Around three years ago I found a full darkroom set for sale and decided to experience the complete process. It costed almost nothing and contained everything you might need. There was even some film in bulk rolls. But then it had to wait for two more years in my storage room until I finally found space and time to try it out.

So I started with a bulk roll can marked Ilford FP4 (without plus) which I knew nothing about. Wikipedia says it was discontinued in 1990. I didn’t even know whether it had some film inside or not. Few empty cassettes were there as well so I barricaded in my bathroom and opened a can. The can contained some film but I couldn’t tell how much of the original 17 meters. Also, I was not sure was it FP4 to start with and how expired it was. W/o any precision, spreading my arms to measure the length, I loaded my first cassette and put it in my freshly obtained Olympus XA2.

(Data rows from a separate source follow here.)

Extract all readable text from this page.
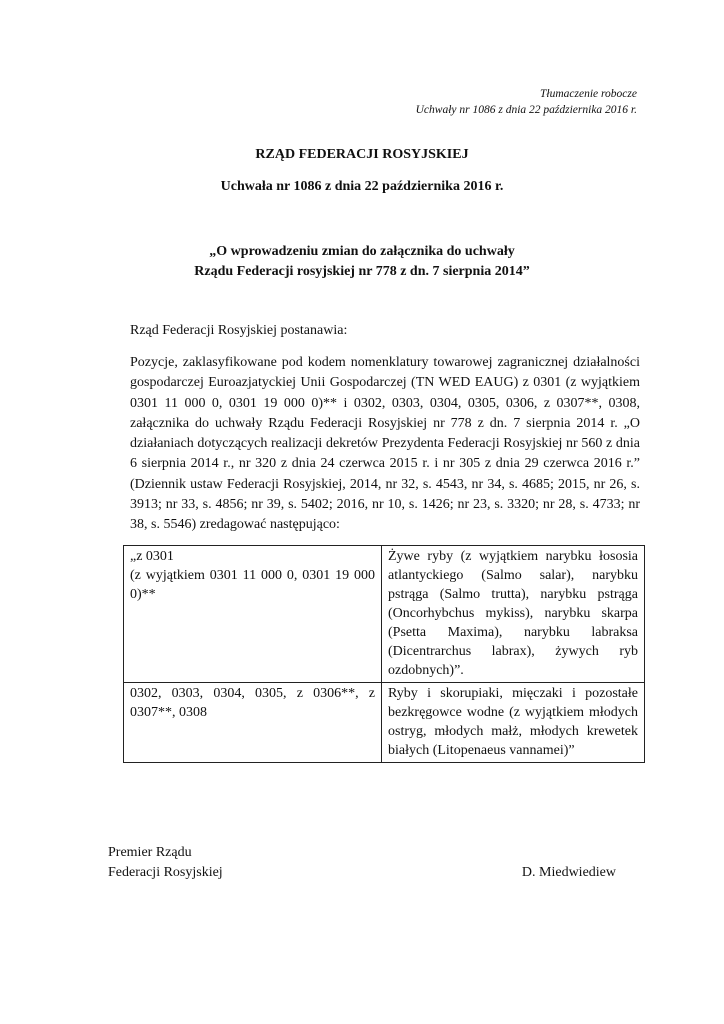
Tłumaczenie robocze
Uchwały nr 1086 z dnia 22 października 2016 r.
RZĄD FEDERACJI ROSYJSKIEJ
Uchwała nr 1086 z dnia 22 października 2016 r.
„O wprowadzeniu zmian do załącznika do uchwały
Rządu Federacji rosyjskiej nr 778 z dn. 7 sierpnia 2014”
Rząd Federacji Rosyjskiej postanawia:
Pozycje, zaklasyfikowane pod kodem nomenklatury towarowej zagranicznej działalności gospodarczej Euroazjatyckiej Unii Gospodarczej (TN WED EAUG) z 0301 (z wyjątkiem 0301 11 000 0, 0301 19 000 0)** i 0302, 0303, 0304, 0305, 0306, z 0307**, 0308, załącznika do uchwały Rządu Federacji Rosyjskiej nr 778 z dn. 7 sierpnia 2014 r. „O działaniach dotyczących realizacji dekretów Prezydenta Federacji Rosyjskiej nr 560 z dnia 6 sierpnia 2014 r., nr 320 z dnia 24 czerwca 2015 r. i nr 305 z dnia 29 czerwca 2016 r.” (Dziennik ustaw Federacji Rosyjskiej, 2014, nr 32, s. 4543, nr 34, s. 4685; 2015, nr 26, s. 3913; nr 33, s. 4856; nr 39, s. 5402; 2016, nr 10, s. 1426; nr 23, s. 3320; nr 28, s. 4733; nr 38, s. 5546) zredagować następująco:
„z 0301
(z wyjątkiem 0301 11 000 0, 0301 19 000 0)**	Żywe ryby (z wyjątkiem narybku łososia atlantyckiego (Salmo salar), narybku pstrąga (Salmo trutta), narybku pstrąga (Oncorhybchus mykiss), narybku skarpa (Psetta Maxima), narybku labraksa (Dicentrarchus labrax), żywych ryb ozdobnych)”.
0302, 0303, 0304, 0305, z 0306**, z 0307**, 0308	Ryby i skorupiaki, mięczaki i pozostałe bezkręgowce wodne (z wyjątkiem młodych ostryg, młodych małż, młodych krewetek białych (Litopenaeus vannamei)”
Premier Rządu
Federacji Rosyjskiej	D. Miedwiediew
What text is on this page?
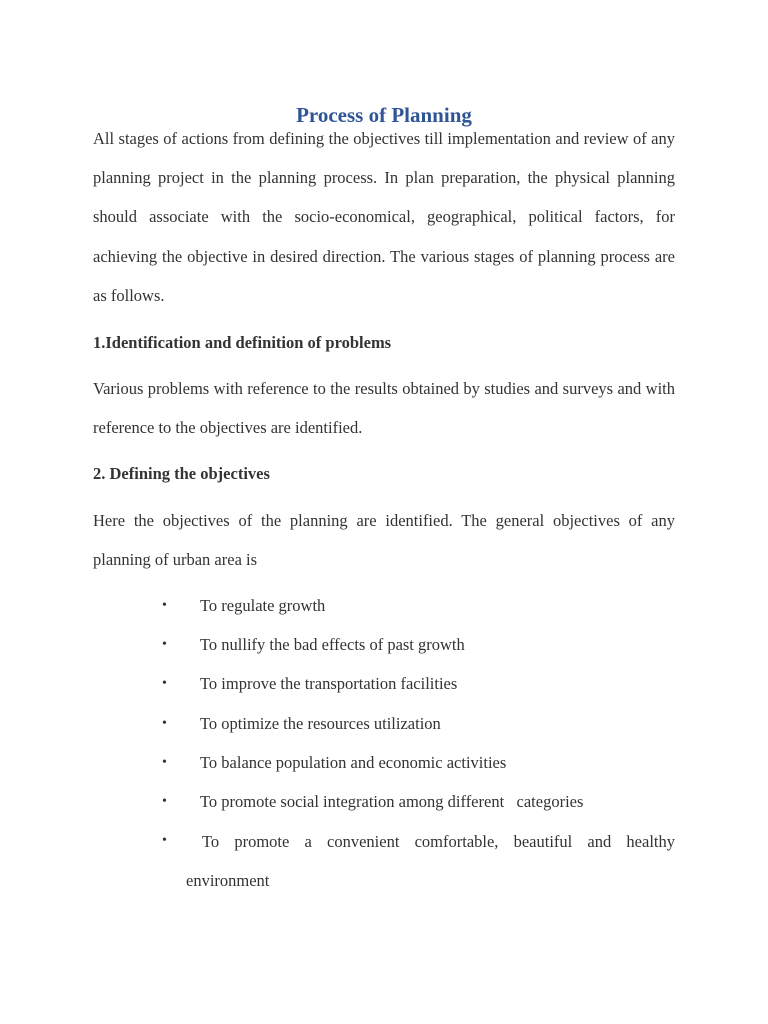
Process of Planning

All stages of actions from defining the objectives till implementation and review of any planning project in the planning process. In plan preparation, the physical planning should associate with the socio-economical, geographical, political factors, for achieving the objective in desired direction. The various stages of planning process are as follows.

1.Identification and definition of problems

Various problems with reference to the results obtained by studies and surveys and with reference to the objectives are identified.

2. Defining the objectives

Here the objectives of the planning are identified. The general objectives of any planning of urban area is

• To regulate growth
• To nullify the bad effects of past growth
• To improve the transportation facilities
• To optimize the resources utilization
• To balance population and economic activities
• To promote social integration among different   categories
•	To promote a convenient comfortable, beautiful and healthy
environment
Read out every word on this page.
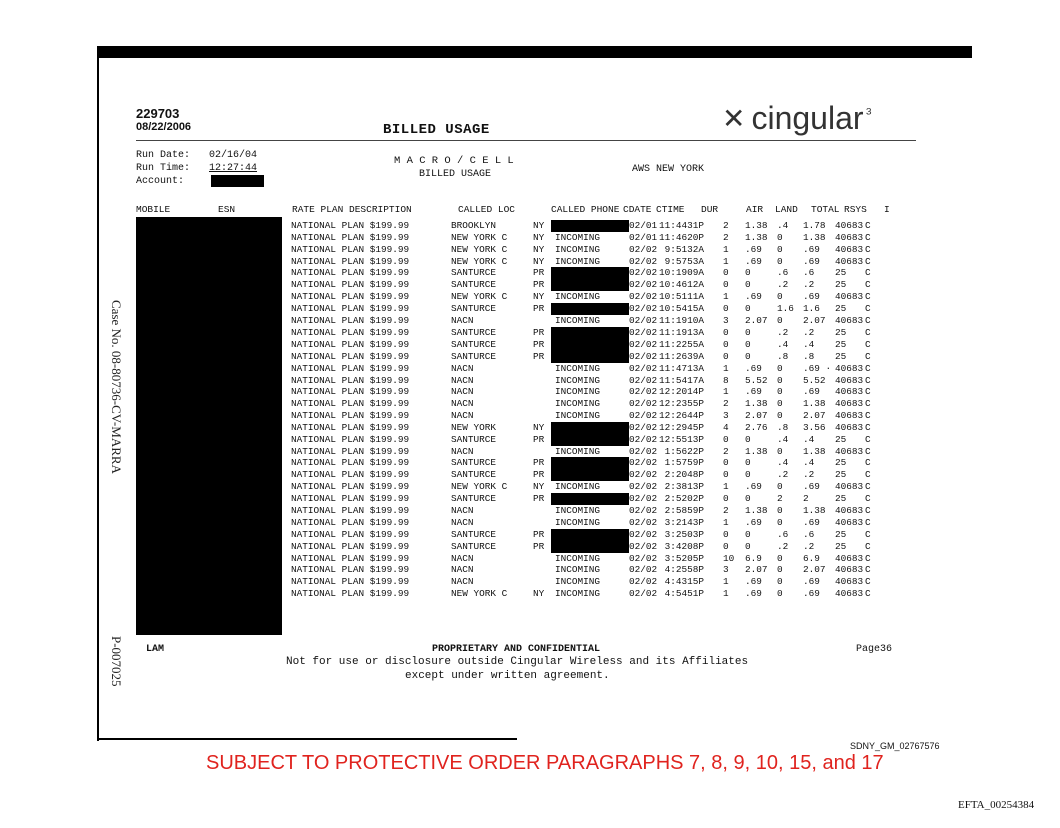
229703
08/22/2006	BILLED USAGE	✕ cingular ₃
Run Date: 02/16/04
Run Time: 12:27:44
Account:
M A C R O / C E L L
BILLED USAGE	AWS NEW YORK
MOBILE	ESN	RATE PLAN DESCRIPTION	CALLED LOC	CALLED PHONE CDATE CTIME DUR	AIR LAND TOTAL RSYS I
NATIONAL PLAN $199.99	BROOKLYN	NY		02/01	11:4431P	2	1.38	.4	1.78	40683	C
NATIONAL PLAN $199.99	NEW YORK C	NY	INCOMING	02/01	11:4620P	2	1.38	0	1.38	40683	C
NATIONAL PLAN $199.99	NEW YORK C	NY	INCOMING	02/02	9:5132A	1	.69	0	.69	40683	C
NATIONAL PLAN $199.99	NEW YORK C	NY	INCOMING	02/02	9:5753A	1	.69	0	.69	40683	C
NATIONAL PLAN $199.99	SANTURCE	PR		02/02	10:1909A	0	0	.6	.6	25	C
NATIONAL PLAN $199.99	SANTURCE	PR		02/02	10:4612A	0	0	.2	.2	25	C
NATIONAL PLAN $199.99	NEW YORK C	NY	INCOMING	02/02	10:5111A	1	.69	0	.69	40683	C
NATIONAL PLAN $199.99	SANTURCE	PR		02/02	10:5415A	0	0	1.6	1.6	25	C
NATIONAL PLAN $199.99	NACN		INCOMING	02/02	11:1910A	3	2.07	0	2.07	40683	C
NATIONAL PLAN $199.99	SANTURCE	PR		02/02	11:1913A	0	0	.2	.2	25	C
NATIONAL PLAN $199.99	SANTURCE	PR		02/02	11:2255A	0	0	.4	.4	25	C
NATIONAL PLAN $199.99	SANTURCE	PR		02/02	11:2639A	0	0	.8	.8	25	C
NATIONAL PLAN $199.99	NACN		INCOMING	02/02	11:4713A	1	.69	0	.69 ·	40683	C
NATIONAL PLAN $199.99	NACN		INCOMING	02/02	11:5417A	8	5.52	0	5.52	40683	C
NATIONAL PLAN $199.99	NACN		INCOMING	02/02	12:2014P	1	.69	0	.69	40683	C
NATIONAL PLAN $199.99	NACN		INCOMING	02/02	12:2355P	2	1.38	0	1.38	40683	C
NATIONAL PLAN $199.99	NACN		INCOMING	02/02	12:2644P	3	2.07	0	2.07	40683	C
NATIONAL PLAN $199.99	NEW YORK	NY		02/02	12:2945P	4	2.76	.8	3.56	40683	C
NATIONAL PLAN $199.99	SANTURCE	PR		02/02	12:5513P	0	0	.4	.4	25	C
NATIONAL PLAN $199.99	NACN		INCOMING	02/02	1:5622P	2	1.38	0	1.38	40683	C
NATIONAL PLAN $199.99	SANTURCE	PR		02/02	1:5759P	0	0	.4	.4	25	C
NATIONAL PLAN $199.99	SANTURCE	PR		02/02	2:2048P	0	0	.2	.2	25	C
NATIONAL PLAN $199.99	NEW YORK C	NY	INCOMING	02/02	2:3813P	1	.69	0	.69	40683	C
NATIONAL PLAN $199.99	SANTURCE	PR		02/02	2:5202P	0	0	2	2	25	C
NATIONAL PLAN $199.99	NACN		INCOMING	02/02	2:5859P	2	1.38	0	1.38	40683	C
NATIONAL PLAN $199.99	NACN		INCOMING	02/02	3:2143P	1	.69	0	.69	40683	C
NATIONAL PLAN $199.99	SANTURCE	PR		02/02	3:2503P	0	0	.6	.6	25	C
NATIONAL PLAN $199.99	SANTURCE	PR		02/02	3:4208P	0	0	.2	.2	25	C
NATIONAL PLAN $199.99	NACN		INCOMING	02/02	3:5205P	10	6.9	0	6.9	40683	C
NATIONAL PLAN $199.99	NACN		INCOMING	02/02	4:2558P	3	2.07	0	2.07	40683	C
NATIONAL PLAN $199.99	NACN		INCOMING	02/02	4:4315P	1	.69	0	.69	40683	C
NATIONAL PLAN $199.99	NEW YORK C	NY	INCOMING	02/02	4:5451P	1	.69	0	.69	40683	C
LAM	PROPRIETARY AND CONFIDENTIAL	Page36
Not for use or disclosure outside Cingular Wireless and its Affiliates
except under written agreement.
SDNY_GM_02767576
SUBJECT TO PROTECTIVE ORDER PARAGRAPHS 7, 8, 9, 10, 15, and 17
EFTA_00254384
Case No. 08-80736-CV-MARRA
P-007025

It resulted in 30 something frames. I’m not a quick shooter so even for testing purposes it took me several weeks to finish the roll. During all that time I was not sure what I’m shooting on. The untested camera also gave me some doubts. Then it came to development which neither I have much experience nor it was clear how to develop such expired film. But in the end, it all turned out quite ok. It was FP4 indeed, ISO was right, the camera worked, Rodinal did its job.

And this bulk roll helped me to realise that these unknowns, surprises, inaccuracies, delays in seeing results, shooting a roll and being not sure whether it would work at all... photography seems to be a significantly incomplete experience for me without it.